In fact, in relation to the historical thesis Bobby seems to wish to put forth, Muller (Ibid, 560) writes that "This understanding of the divine affections as movements or attractions in some sense defined by their external objection is a significant element of the Reformed orthodox system, both in terms of the implications of the concept for orthodox theology as a whole and in view of the frequently heard clam that the older theology was so caught up in an Aristotlian conceptuality of God as Unmoved Mover that it paid scant attention the biblical language of God in relation to his world. Quite the contrary, orthodox doctrine of the divine essence presses out into the rest of the theological system with the assumption of attributes requiring external objects and capable of being understood only insofar as they are relations ad extra." He then quotes at length from Leigh and, immediately prior Owen. The idea of course, is that this view of the affections of God is not philosophical in any respect, it is exegetical, and, in all their theology, philosophy is employed not a controlling or defining principle over the whole of theology, but an ancillary. This is particularly true in their doctrine of Scripture and their use of Scripture, which is the subject of Volume 2.
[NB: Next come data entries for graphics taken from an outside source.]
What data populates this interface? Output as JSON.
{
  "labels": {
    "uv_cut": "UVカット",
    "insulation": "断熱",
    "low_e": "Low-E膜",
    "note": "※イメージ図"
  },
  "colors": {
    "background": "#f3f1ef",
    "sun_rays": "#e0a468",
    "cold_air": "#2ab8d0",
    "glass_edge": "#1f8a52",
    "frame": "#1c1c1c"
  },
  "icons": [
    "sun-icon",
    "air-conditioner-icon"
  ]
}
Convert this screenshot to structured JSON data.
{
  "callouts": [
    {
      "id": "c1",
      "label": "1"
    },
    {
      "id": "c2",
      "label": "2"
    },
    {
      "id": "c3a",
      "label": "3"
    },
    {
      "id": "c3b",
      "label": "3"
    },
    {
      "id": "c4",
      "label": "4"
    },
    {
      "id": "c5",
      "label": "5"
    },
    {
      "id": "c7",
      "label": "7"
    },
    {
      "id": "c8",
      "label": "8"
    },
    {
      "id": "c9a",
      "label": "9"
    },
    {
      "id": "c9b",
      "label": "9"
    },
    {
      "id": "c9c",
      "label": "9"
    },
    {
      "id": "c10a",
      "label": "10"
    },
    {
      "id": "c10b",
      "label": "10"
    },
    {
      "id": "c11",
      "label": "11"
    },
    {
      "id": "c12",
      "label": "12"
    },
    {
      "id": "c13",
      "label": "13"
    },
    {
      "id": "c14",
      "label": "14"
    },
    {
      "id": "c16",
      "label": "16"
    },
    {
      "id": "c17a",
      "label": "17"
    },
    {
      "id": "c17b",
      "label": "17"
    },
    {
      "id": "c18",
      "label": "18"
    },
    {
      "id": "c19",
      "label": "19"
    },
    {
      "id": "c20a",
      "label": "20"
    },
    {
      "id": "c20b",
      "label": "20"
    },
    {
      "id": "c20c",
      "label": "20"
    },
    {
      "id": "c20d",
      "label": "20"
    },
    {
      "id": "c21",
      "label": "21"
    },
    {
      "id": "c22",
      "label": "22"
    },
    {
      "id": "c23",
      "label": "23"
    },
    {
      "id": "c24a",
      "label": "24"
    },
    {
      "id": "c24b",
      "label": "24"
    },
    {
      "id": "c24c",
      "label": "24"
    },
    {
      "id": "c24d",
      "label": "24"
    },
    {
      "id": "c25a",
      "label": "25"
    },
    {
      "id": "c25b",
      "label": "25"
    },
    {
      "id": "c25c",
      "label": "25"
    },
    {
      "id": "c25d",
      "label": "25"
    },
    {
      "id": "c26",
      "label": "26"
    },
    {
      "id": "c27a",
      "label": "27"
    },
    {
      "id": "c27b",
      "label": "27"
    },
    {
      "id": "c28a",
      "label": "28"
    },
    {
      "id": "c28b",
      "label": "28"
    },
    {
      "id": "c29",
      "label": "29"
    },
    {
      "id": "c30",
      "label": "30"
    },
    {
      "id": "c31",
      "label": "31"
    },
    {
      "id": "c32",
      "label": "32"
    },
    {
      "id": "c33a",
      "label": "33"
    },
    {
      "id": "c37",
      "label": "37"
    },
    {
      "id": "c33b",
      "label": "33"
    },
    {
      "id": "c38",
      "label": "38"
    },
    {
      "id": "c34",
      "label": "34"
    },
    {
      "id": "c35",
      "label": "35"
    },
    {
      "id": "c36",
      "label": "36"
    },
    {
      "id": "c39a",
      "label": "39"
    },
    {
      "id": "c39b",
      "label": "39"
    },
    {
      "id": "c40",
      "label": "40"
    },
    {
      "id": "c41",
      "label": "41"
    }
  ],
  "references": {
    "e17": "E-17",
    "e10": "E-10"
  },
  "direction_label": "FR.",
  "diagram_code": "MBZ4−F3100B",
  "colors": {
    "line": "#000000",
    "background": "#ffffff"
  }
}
This conversation took place in response to statements by Dave Hunt relative to free will, and specifically in response to Frank Page's book currently popular in the SBC, in which the old prevailing historiographical thesis, including the "Calvin Against the Calvinist" thesis, is/are repeated as if there has been no work done in rebuttal, when in fact, you can find it going back to the time of its very inception in, for example, the work of William Cunningham in The Reformers & The Theology of the Reformation. No, rather than producing material on their own, these Baptist critics have proven themselves impervious to actually interacting with Helm, Nicole, Rainbow Muller, Mallinson, Clark, Trueman, Godfrey, Beeke, Klauber, Platt, Steinmetz, and others. It's not as if the list is that terribly short and their work unavailable. Rather, they draw on Bizer, Armstrong, Bray, Kickel, and the usual culprits, some of which have an odd tendency to reference each other and misquote the primary sources. "The Calvin Against the Calvinist" thesis is increasingly in dispute, and, having read the material from the other side, I must concur with Rainbow that it largely consists of quoting Calvin's discussions of the universal preaching of the gospel, then assuming this is related to the scope of atonement or neglecting his wider body of work for the Institutes and a few Commentaries. If Mr. Grow has problems with Rainbow, then I look forward to his detailed rebuttal of Rainbow's monograph, which is itself available from Amazon.